A player agent is the latest to condemn the culture of Canadian junior hockey.

By , About.com Guide

Updated December 02, 2004
Canadian junior hockey is in the news lately for all the wrong reasons. A prominent player agent says players at the highest level of under-20 hockey are exploited and mistreated.

Gilles Lupien insists that the three Major Junior leagues - which form the primary feeder system for the NHL - should cut back their schedules and reduce travel time.

Lupien first made headlines December 8, with allegations that roughly half of the players in the Quebec Major Junior Hockey League are drug users.

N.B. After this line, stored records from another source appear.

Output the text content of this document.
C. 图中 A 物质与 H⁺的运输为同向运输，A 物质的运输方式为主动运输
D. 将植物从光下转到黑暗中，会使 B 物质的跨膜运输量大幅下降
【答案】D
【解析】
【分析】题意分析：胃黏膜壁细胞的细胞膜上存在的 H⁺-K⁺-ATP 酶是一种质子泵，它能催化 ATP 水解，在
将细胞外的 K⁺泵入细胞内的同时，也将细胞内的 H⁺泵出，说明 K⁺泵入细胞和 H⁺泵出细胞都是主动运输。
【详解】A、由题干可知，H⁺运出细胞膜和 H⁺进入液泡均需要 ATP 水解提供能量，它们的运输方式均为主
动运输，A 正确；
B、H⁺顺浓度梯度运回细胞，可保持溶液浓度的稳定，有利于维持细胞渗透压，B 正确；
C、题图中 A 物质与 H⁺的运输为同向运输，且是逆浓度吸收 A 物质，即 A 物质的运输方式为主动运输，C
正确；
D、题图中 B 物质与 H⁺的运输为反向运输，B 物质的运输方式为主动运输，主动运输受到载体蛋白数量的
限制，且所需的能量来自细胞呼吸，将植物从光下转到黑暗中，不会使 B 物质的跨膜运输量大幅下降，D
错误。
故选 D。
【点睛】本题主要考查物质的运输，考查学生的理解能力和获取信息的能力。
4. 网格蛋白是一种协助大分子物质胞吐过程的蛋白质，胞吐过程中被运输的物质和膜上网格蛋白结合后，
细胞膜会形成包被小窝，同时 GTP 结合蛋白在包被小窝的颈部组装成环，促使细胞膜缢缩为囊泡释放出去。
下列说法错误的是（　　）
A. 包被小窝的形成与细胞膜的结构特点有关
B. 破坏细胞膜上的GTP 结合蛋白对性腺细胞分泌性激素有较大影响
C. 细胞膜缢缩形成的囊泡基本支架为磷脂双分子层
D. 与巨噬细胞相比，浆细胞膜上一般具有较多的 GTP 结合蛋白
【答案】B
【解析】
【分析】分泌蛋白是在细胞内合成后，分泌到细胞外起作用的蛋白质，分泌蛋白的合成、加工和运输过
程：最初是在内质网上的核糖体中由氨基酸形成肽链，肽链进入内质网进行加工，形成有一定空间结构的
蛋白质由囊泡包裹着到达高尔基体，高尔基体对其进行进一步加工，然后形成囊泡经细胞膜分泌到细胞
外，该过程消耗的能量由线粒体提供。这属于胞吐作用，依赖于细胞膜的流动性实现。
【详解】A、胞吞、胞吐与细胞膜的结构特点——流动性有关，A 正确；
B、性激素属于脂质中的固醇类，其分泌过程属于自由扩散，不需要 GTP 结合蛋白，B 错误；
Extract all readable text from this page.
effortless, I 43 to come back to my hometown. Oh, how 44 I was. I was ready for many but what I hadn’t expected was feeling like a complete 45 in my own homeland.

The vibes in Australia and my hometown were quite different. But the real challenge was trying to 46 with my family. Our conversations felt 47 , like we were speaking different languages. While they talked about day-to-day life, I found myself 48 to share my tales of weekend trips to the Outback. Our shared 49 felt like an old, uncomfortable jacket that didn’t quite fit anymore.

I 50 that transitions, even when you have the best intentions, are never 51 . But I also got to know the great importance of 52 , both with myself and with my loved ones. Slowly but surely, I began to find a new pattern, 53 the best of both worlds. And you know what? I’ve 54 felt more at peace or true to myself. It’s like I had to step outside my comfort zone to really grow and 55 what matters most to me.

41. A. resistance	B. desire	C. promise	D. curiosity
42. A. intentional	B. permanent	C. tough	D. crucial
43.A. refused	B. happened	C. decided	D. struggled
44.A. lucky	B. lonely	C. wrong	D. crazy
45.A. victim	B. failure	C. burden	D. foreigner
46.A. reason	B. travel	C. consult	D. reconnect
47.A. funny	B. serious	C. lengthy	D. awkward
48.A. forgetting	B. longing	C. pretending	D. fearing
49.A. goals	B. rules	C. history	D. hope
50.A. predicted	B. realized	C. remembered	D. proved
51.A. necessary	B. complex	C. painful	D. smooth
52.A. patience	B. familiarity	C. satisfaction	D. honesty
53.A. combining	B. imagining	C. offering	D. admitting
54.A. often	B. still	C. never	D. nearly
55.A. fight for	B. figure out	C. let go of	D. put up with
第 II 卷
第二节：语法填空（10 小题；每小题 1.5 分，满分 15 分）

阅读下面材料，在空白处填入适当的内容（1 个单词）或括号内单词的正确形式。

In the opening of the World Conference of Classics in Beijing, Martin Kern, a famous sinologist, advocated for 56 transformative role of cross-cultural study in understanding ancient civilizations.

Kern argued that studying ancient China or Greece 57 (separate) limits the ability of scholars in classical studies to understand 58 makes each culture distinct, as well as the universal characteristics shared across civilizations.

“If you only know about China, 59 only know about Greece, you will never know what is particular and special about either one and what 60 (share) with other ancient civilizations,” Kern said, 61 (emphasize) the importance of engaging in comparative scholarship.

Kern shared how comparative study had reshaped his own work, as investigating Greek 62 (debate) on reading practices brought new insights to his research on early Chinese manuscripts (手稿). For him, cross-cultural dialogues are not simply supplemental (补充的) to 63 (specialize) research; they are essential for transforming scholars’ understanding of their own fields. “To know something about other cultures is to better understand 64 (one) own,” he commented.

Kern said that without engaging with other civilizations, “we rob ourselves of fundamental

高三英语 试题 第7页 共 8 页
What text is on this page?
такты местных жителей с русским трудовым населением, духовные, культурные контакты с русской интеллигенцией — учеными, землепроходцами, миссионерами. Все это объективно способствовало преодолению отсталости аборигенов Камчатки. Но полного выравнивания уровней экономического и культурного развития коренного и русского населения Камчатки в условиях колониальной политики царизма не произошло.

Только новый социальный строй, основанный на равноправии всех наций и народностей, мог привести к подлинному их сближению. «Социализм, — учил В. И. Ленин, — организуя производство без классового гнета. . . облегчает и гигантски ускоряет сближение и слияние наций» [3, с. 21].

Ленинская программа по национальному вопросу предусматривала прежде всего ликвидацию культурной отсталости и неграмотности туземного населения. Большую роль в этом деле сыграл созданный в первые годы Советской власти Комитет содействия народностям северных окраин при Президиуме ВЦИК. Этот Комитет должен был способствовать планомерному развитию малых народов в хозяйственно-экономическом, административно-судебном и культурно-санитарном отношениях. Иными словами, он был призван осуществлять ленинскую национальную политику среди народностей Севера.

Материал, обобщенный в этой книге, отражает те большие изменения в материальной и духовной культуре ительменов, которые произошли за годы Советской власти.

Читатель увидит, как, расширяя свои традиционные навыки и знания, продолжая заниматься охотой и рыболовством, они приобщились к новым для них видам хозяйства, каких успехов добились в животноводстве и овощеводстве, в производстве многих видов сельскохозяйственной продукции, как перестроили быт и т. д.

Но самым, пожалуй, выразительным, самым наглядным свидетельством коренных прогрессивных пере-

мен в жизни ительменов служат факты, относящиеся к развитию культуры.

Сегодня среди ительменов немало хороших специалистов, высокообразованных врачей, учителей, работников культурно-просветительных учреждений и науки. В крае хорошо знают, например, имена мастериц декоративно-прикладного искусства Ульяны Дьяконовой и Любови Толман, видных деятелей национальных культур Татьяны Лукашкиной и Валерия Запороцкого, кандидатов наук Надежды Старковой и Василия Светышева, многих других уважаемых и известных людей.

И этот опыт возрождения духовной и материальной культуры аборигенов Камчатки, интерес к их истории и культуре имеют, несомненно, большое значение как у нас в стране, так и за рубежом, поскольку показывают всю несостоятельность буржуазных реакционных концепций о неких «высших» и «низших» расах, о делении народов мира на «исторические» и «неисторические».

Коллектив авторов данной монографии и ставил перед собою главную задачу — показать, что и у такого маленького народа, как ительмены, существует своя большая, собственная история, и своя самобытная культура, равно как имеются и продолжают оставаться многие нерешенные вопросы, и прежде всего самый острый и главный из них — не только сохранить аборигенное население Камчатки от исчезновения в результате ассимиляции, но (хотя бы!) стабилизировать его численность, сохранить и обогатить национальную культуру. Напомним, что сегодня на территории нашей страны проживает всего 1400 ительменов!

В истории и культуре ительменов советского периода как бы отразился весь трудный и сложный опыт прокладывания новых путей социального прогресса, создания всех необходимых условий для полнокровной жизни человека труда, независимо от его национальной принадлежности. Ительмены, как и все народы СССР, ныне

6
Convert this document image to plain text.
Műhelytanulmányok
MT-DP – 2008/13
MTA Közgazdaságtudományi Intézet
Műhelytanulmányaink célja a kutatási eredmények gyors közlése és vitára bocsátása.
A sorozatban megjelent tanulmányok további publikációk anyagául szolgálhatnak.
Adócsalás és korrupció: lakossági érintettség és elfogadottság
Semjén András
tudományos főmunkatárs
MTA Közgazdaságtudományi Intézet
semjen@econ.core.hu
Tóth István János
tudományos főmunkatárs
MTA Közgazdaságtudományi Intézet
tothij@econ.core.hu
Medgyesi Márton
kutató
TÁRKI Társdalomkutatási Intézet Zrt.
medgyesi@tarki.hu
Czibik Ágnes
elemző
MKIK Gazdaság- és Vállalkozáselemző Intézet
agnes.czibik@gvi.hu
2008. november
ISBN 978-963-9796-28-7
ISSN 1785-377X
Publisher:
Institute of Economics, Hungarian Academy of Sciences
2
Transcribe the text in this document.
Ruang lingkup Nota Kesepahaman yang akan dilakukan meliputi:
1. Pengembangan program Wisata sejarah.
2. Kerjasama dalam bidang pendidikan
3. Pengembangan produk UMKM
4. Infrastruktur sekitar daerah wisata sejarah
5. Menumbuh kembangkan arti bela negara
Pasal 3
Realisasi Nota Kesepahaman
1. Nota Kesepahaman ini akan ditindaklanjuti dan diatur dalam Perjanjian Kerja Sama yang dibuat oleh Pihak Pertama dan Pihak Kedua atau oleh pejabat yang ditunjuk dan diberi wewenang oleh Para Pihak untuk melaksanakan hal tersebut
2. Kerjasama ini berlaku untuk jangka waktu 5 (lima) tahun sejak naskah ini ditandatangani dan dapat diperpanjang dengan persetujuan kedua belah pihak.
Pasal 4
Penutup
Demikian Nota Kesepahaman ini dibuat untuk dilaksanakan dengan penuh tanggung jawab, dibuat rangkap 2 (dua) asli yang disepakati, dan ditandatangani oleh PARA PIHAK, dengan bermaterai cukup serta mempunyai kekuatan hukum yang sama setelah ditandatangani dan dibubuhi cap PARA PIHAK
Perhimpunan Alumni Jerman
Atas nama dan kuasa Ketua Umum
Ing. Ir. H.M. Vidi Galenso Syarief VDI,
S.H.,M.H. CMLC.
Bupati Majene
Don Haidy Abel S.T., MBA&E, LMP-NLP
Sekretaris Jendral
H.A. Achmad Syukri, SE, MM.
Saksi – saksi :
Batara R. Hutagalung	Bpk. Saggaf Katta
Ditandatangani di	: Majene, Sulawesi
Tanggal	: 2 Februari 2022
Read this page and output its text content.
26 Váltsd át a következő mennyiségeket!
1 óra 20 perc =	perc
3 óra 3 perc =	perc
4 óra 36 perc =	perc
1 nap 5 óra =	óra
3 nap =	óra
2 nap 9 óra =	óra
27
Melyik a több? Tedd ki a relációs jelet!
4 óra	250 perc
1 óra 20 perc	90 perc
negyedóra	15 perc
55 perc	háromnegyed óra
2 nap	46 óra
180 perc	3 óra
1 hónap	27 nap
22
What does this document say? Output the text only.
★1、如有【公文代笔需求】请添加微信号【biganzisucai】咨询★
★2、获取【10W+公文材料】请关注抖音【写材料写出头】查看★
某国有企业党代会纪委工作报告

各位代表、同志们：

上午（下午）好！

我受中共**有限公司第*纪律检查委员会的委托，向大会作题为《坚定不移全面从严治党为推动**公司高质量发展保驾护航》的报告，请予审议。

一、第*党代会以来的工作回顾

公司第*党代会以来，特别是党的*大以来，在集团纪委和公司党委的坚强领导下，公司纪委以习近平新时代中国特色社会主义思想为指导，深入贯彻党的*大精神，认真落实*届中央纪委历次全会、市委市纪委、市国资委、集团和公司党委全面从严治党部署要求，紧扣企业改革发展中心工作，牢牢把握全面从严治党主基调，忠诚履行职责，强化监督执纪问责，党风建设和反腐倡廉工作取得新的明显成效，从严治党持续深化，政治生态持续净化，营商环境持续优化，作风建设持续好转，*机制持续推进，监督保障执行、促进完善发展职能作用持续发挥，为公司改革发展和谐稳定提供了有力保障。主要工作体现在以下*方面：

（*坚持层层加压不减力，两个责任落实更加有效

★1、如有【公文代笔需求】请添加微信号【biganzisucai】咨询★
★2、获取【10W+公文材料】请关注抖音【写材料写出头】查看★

He told the Montreal newspaper La Presse that players take drugs to help them sleep during long bus rides or boost their energy before games. La Presse reported that the most common substances include ephedrine, creatine, amphetamines, marijuana and various relaxants.

In response, the QMJHL announced that it will resume player drug tests.

But Lupien continued his campaign in the Toronto Globe and Mail, insisting that drug use is only a symptom of a larger problem: Junior hockey is simply not taking care of its teenagers.

"I think the whole Canadian Hockey League should be restructured, but don't ask those people. ..... It's impossible, because there is money involved," he told the Globe. "But if you saw your neighbour's kid come home at 4 in the morning three nights of the week, do you think he would be doing well in school? So why is a hockey player different?"

He insists that the Canadian Hockey League (an umbrella group for the QMJHL, the Western Hockey League and Ontario Hockey League) should order a shorter schedule of games and limits on travel.

Reaction, as one might expect, has been mixed. Officials in Ontario and western Canada insists that drug use is not a problem in the OHL or WHL. The Western Hockey League is infamous for its grueling marathon bus rides. But league commisioner Ron Robison confidently dismisses the suggestion of drug use.

"Our players are conditioned quite well to travel," Robison tells the Regina Leader-Post. "They're not subjecting themselves to any medication to assist them in that regard."

This not the first time the Canadian junior hockey system has been taken to task. in her 1998 book, Crossing the Line: Violence and Sexual Assault in Canada's National Sport, Laura Robinson exposed violence, hazing, sexual assault and other issues plaguing the subculture of junior hockey.

Robinson's book was a condemnation of a system in which teams use boys for profit. She suggested that players are powerless to challenge the system, because their future depends on the good favor of team management.